Salah satu aspek mengurangi tingkat kematian dalam kecelakaan yang tercantum dalam  program Satu Dasawarsa PBB untuk Keselamatan Jalan (UN Decade of Action for Road Safety) 2011-2020, yang dimulai Mei 2011, adalah Pertolongan pertama pada kecelakaan (P3K).

Sebab untuk mengurangi tingkat kematian hingga 50 persen hingga 2020, pemberian pertolongan pertama sangat menentukan. "Pertolongan pertama pada kecelakaan difokuskan pada penyelamatan korban gawat dari kematian," buka Dr. Farid Husain, Sp.B.KBD, Ketua Bidang Pelayanan Kesehatan dan Sosial Rumah Sakit PMI, Jakarta.

Namun, pertolongan pertama ini ada tekniknya. “Tidak bisa sembarangan. Sebab, alih-alih untuk menolong malah bisa memperparah korban bahkan bisa berakibat fatal,” kata pria yang berkantor di kawasan Mampang Prapatan, Jakarta Selatan.

Untuk memberikan pertolongan pertama, ada tiga aspek yang perlu dipahami. Ketiga aspek itu kemudian biasa disingkat dengan ABC.

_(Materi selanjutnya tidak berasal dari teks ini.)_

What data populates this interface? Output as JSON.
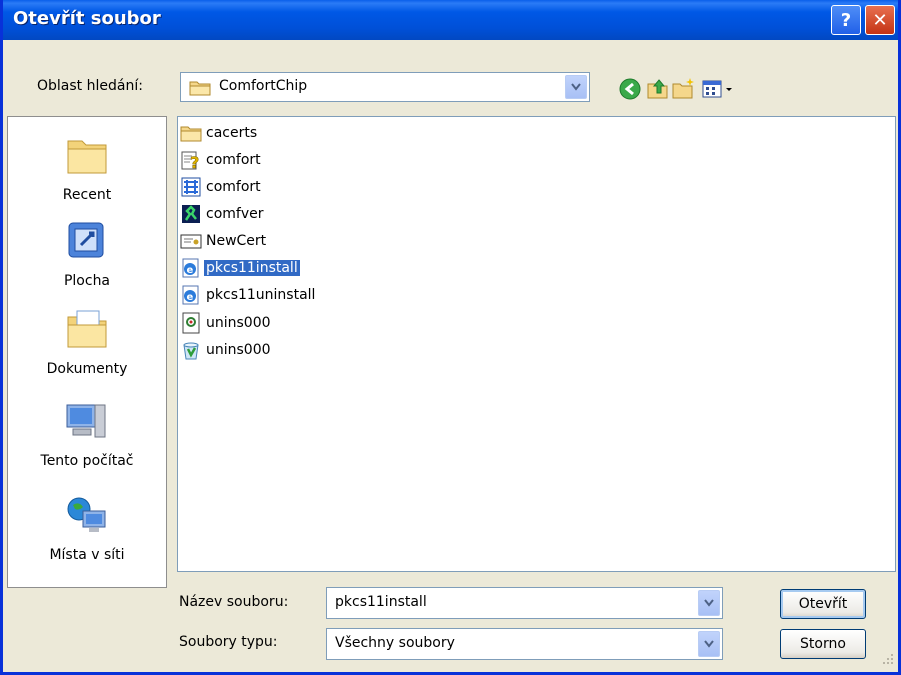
{
  "title": "Otevřít soubor",
  "lookin": {
    "label": "Oblast hledání:",
    "value": "ComfortChip"
  },
  "places": [
    "Recent",
    "Plocha",
    "Dokumenty",
    "Tento počítač",
    "Místa v síti"
  ],
  "files": [
    {
      "name": "cacerts",
      "icon": "folder-icon"
    },
    {
      "name": "comfort",
      "icon": "help-file-icon"
    },
    {
      "name": "comfort",
      "icon": "application-icon"
    },
    {
      "name": "comfver",
      "icon": "executable-icon"
    },
    {
      "name": "NewCert",
      "icon": "certificate-icon"
    },
    {
      "name": "pkcs11install",
      "icon": "html-file-icon",
      "selected": true
    },
    {
      "name": "pkcs11uninstall",
      "icon": "html-file-icon"
    },
    {
      "name": "unins000",
      "icon": "dat-file-icon"
    },
    {
      "name": "unins000",
      "icon": "uninstaller-icon"
    }
  ],
  "filename": {
    "label": "Název souboru:",
    "value": "pkcs11install"
  },
  "filetype": {
    "label": "Soubory typu:",
    "value": "Všechny soubory"
  },
  "buttons": {
    "open": "Otevřít",
    "cancel": "Storno"
  },
  "titlebar": {
    "help": "?",
    "close": "✕"
  }
}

A (Airway) atau jalan nafas. Yaitu mengecek dan membetulkan posisi jalan nafas. Pertolongan untuk memberikan jalan nafas ini bisa dilakukan dengan metode chin lif. Yaitu menaikkan atau mengangkat tulang dagu kor ban dengan menggunakan dua ujung jari ke atas. Lalu diikuti dengan head tilt yaitu mempertahankan posisi itu. Semata dilakukan untuk membebaskan jalan nafas korban.

"Kalau perlu bagian dagu diberikan penyangga, agar posisi dagu stabil, tidak bergerak," lanjut dokter yang juga bertugas di Unit Tranfusi Darah Palang Merah Indonesia (PMI) Pusat.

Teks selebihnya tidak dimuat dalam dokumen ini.